Batik Simbol Kebanggan Indonesia
Batik menjadi simbol kebanggaan Indonesia. Dari suku manapun, dari agama apapun, dan dari ras serta status sosial apapun, batik menjadi sarana pemersatu bangsa. Dengan memakai batik, seluruh sekat dan batas perbedaan bisa disamarkan. Bahkan, dengan menggunakan batik, setiap orang merasa bahwa ada kebanggaan sebagai Bangsa Indonesia yang menjunjung tinggi persatuan untuk terwujudnya Indonesia maju.
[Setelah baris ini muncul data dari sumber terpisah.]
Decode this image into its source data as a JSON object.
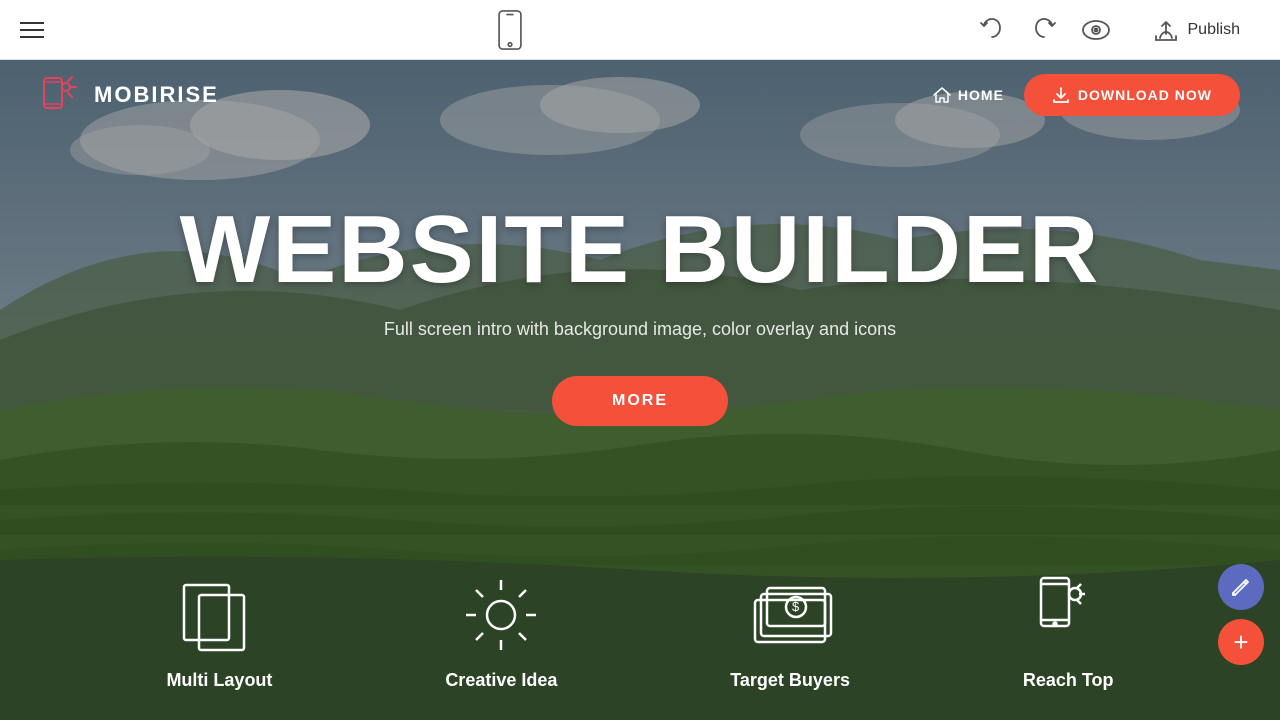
{
  "toolbar": {
    "hamburger_label": "menu",
    "undo_label": "undo",
    "redo_label": "redo",
    "preview_label": "preview",
    "publish_label": "Publish",
    "phone_label": "mobile preview"
  },
  "navbar": {
    "logo_text": "MOBIRISE",
    "home_label": "HOME",
    "download_label": "DOWNLOAD NOW"
  },
  "hero": {
    "title": "WEBSITE BUILDER",
    "subtitle": "Full screen intro with background image, color overlay and icons",
    "more_button": "MORE"
  },
  "features": [
    {
      "id": "multi-layout",
      "label": "Multi Layout",
      "icon": "layers"
    },
    {
      "id": "creative-idea",
      "label": "Creative Idea",
      "icon": "bulb"
    },
    {
      "id": "target-buyers",
      "label": "Target Buyers",
      "icon": "money"
    },
    {
      "id": "reach-top",
      "label": "Reach Top",
      "icon": "mobile-sun"
    }
  ],
  "colors": {
    "accent": "#f4503a",
    "nav_bg": "transparent",
    "toolbar_bg": "#ffffff"
  }
}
Kebanggaan menjadi bagian dari Bangsa Indonesia dapat dilihat dari cara berpikir, bersikap, dan bertindak dengan memperlihatkan rasa cinta, kesetiaan, dan kepedulian terhadap kondisi sosial, budaya, ekonomi, dan politik. Dengan memakai batik akan tercermin rasa cinta terhadap kebudayaan Indonesia. Setelah tumbuhnya rasa cinta, maka akan lahir rasa kepedulian yang ditunjukkan dengan sikap untuk tetap menjadikan batik sebagai pakaian kebanggaan. Untuk menjaga kesetiaan terhadap bangsa, maka corak batik yang berasal dari alam Indonesia yang kaya dan subur jangan sampai digantikan dengan corak asing yang bertemakan budaya luar. Jika hal ini terjadi, maka ini merupakan satu ancaman yang serius bagi pelestarian batik sebagai simbol persatuan dalam keberagaman.
Kesimpulan
Batik mengandung nilai estetis yang bisa menjadi sarana untuk menyatukan perbedaan. Perkembangan batik dari masa ke masa menjadi sebuah prestasi bagi bangsa ini untuk tetap mempertahankan khazanah budaya hingga ke kancah dunia. Dengan menggunakan batik, maka perbedaan agama, suku, ras, dan status sosial akan melebur dengan lahirnya perasaan sebangsa, setanah air. Untuk menemukan nilai-nilai estetis di dalam batik, maka ditinjau peran batik untuk merajut persatuan dalam keberagaman demi terwujudnya Indonesia maju. Selanjutnya, batik dan literasi memiliki peranan penting dalam menjaga kelestarian batik agar tetap eksis. Dengan batik, akan tercipta rasa bangga terhadap Indonesia sebagai bangsa yang berbudaya.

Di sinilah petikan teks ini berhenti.